After two failed attempts to change the flag in the legislature since 2021, reformers finally got a bill over the line to hold a referendum this fall. With this, voters will decide whether to keep the current flag – with the motto Dirigo (meaning “I lead”) emblazoned on it — or switch to the historic Pine Tree flag. The proposed Pine Tree flag was actually the original state banner adopted in 1901 before Maine joined a national bandwagon in 1909 and adopted the seal-on-blue style that is currently used by nearly half the states. The center of the controversy is that both the Appeal to Heaven flag and the proposed Pine Tree flag feature, well, a pine tree. Indeed, the white pine is Maine’s official state tree.

But Maine’s historic state flag and the Appeal to Heaven flag are clearly not the same. The former features a beige field and the latter a white one; the designs of the pine trees are different; only one (Maine’s) has the North Star in the corner; only one (the Appeal to Heaven flag) has words printed on it. Anyone can spot the differences at a glance.

Maine’s largest papers do not agree. The Bangor Daily News, a left-wing outlet, fretted that the Pine Tree flag might get lumped in with the supposedly suspect Revolution-era symbol and go down to defeat in the fall referendum. The Portland Press Herald, also a left-wing paper, ran a story on the same day with the headline “Right-wing protest banner adds new wrinkle to Maine flag referendum debate.”

This stance on the flag debate is deeply insulting to the intelligence of Maine voters and to the state’s history. None of the Maine voters or elected officials with whom I spoke to for this article thought anyone would confuse the two flags.

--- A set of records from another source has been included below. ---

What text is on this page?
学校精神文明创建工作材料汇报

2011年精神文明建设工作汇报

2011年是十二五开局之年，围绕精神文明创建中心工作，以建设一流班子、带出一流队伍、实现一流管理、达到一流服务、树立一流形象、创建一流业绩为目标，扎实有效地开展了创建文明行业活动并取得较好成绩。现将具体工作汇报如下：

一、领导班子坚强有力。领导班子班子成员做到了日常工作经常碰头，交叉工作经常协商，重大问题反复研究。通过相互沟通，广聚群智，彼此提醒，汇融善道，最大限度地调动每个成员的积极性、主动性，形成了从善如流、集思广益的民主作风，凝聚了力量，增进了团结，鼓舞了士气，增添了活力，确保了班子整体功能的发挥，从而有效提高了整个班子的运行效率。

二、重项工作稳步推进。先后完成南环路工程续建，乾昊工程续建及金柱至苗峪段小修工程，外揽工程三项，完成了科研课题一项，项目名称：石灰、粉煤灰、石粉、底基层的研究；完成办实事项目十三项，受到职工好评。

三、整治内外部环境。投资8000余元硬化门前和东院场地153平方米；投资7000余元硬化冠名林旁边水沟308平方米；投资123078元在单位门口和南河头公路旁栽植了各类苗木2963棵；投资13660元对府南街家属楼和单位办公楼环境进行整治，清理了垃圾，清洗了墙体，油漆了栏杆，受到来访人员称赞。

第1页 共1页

“Outside of the paper, I haven’t heard anyone say they would vote against [the Pine Tree flag] for that reason,” State representative Nathan Carlow told me.

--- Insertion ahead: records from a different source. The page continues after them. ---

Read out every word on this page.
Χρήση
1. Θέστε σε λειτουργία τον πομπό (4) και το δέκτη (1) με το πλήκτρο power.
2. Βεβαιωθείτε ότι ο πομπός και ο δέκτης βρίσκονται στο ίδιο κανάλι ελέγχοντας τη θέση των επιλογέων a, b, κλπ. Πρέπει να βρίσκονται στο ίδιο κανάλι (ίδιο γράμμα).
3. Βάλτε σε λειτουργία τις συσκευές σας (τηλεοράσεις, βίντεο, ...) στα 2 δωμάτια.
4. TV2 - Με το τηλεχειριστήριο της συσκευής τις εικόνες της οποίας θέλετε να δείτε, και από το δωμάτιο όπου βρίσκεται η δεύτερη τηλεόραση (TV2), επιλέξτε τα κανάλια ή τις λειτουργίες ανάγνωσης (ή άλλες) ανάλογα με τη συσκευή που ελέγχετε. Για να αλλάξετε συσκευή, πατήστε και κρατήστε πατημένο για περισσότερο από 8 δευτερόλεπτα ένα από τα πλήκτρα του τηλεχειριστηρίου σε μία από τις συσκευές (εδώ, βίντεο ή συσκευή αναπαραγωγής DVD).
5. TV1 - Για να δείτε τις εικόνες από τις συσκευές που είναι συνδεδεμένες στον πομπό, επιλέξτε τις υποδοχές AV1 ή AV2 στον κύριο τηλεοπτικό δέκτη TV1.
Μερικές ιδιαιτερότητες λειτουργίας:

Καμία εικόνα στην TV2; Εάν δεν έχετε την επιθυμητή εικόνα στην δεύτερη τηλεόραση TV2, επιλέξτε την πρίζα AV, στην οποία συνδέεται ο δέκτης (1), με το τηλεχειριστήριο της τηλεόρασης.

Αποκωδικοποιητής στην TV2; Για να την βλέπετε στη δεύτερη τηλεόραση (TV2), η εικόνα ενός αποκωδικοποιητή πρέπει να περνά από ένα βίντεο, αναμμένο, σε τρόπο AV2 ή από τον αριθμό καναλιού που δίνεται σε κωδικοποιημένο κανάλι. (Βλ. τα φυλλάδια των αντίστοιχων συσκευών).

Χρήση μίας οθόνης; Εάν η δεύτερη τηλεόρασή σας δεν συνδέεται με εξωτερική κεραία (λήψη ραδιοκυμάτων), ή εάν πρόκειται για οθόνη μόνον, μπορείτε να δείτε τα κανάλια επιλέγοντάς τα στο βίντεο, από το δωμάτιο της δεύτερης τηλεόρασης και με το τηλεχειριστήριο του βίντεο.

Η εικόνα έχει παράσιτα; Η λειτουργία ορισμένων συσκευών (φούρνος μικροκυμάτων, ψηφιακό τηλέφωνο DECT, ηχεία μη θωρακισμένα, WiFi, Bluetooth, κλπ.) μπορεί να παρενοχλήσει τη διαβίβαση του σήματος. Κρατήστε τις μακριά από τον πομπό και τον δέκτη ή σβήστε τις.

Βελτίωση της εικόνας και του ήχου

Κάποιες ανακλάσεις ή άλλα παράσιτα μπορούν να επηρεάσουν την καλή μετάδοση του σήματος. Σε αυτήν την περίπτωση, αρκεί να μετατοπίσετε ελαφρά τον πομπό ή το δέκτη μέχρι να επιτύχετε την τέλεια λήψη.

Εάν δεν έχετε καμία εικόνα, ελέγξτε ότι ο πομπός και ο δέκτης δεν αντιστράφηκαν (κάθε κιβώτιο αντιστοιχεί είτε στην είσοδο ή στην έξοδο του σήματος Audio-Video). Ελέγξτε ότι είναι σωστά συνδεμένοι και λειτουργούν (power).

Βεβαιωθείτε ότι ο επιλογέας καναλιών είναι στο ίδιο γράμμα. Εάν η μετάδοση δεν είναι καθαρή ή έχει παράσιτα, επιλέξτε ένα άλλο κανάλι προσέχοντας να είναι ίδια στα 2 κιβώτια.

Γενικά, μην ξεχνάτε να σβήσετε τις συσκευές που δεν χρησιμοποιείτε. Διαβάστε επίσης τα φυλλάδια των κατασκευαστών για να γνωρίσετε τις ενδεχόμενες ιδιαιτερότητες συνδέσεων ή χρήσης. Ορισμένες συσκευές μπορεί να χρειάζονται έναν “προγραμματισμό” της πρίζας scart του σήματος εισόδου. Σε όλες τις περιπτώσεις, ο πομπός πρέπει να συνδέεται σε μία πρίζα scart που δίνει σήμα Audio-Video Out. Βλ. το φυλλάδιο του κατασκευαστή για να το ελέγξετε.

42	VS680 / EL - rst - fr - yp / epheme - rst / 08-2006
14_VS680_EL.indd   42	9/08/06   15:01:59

State representative Josh Morris emphasized that reducing the Maine flag debate to a partisan squabble is overwrought. “It hasn’t been a left/right debate,” he said, “[State senator] Eric Brakey, who’s one of the most conservative members, was a big proponent of the Pine Tree flag. Some on the left wanted to change it just because there’s two white guys on the current flag, but even some of the Democrats are sick of that kind of politics and voted to keep it.”

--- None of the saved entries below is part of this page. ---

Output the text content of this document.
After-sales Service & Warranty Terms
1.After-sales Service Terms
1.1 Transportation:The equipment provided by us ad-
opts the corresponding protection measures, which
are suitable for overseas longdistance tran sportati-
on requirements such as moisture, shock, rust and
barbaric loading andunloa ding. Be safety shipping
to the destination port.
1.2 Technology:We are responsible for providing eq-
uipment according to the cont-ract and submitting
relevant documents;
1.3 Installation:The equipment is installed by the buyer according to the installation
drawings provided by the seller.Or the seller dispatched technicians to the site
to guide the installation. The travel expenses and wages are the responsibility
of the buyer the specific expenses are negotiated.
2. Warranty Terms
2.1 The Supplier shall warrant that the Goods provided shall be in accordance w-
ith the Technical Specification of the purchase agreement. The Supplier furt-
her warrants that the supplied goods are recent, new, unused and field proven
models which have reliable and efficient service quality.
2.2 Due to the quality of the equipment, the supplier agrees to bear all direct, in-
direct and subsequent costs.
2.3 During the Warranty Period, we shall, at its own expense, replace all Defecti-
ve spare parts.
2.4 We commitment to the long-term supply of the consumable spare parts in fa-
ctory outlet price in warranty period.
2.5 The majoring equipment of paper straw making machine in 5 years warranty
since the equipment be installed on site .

As to whether voters will confuse the Pine Tree and the Appeal to Heaven flags?

“I think the people of Maine are smart enough to tell the difference,” Morris said.

Carlow himself prefers the current flag for aesthetic reasons, but the Pine Tree flag has its proponents.

“I see a lot more citizens flying the Pine Tree flag than I see citizens flying the Dirigo flag,” Nate Stephenson, a lifelong Mainer and Portland resident, tells me. “It’s better for branding, and Maine’s all about branding. It’s Vacationland.”

Does Stephenson think voters will confuse the two banners?

“I would hope not, I would hope voters would take the two seconds to Google and see that they’re not the same.”

The reality is that most voters will likely choose a state flag based on aesthetic preferences, not political or ideological loyalties. (For more information on the surprisingly heated state flag debate, see the dueling YouTube videos by CGP Grey, a reform proponent, and J. J. McCullough, who thinks current state flags are fine.)

As I see it, the Appeal to Heaven flag should not be regarded as politically controversial since it is a beloved historical symbol of our nation’s founding. The flag has long been popular in New England, where there is a preponderance of pine trees. But even if one were partisan enough to swallow the recent viral story that the Appeal to Heaven flag is some sort of far-right emblem, it’s still not the same as Maine’s new/old Pine Tree flag. To suggest as much is either a cynical attempt to defame Maine’s historic flag or an insult to Maine voters. Maine’s papers should be ashamed for pushing this nonsense.

Possibly in recognition of this, the Press Herald’s editorial board had the audacity to author an op-ed at the beginning of the month arguing that “vexatious comparisons with Appeal to Heaven can, frankly, go to hell.”

The vexatious vexillological comparisons that your own reporters — and hardly anyone else — were making? Agreed, Press Herald. You can go to hell.

James Erwin is a native of Yarmouth, Maine, with a B.A. from Bates College. He works on free-speech and tech policy in Washington, D.C.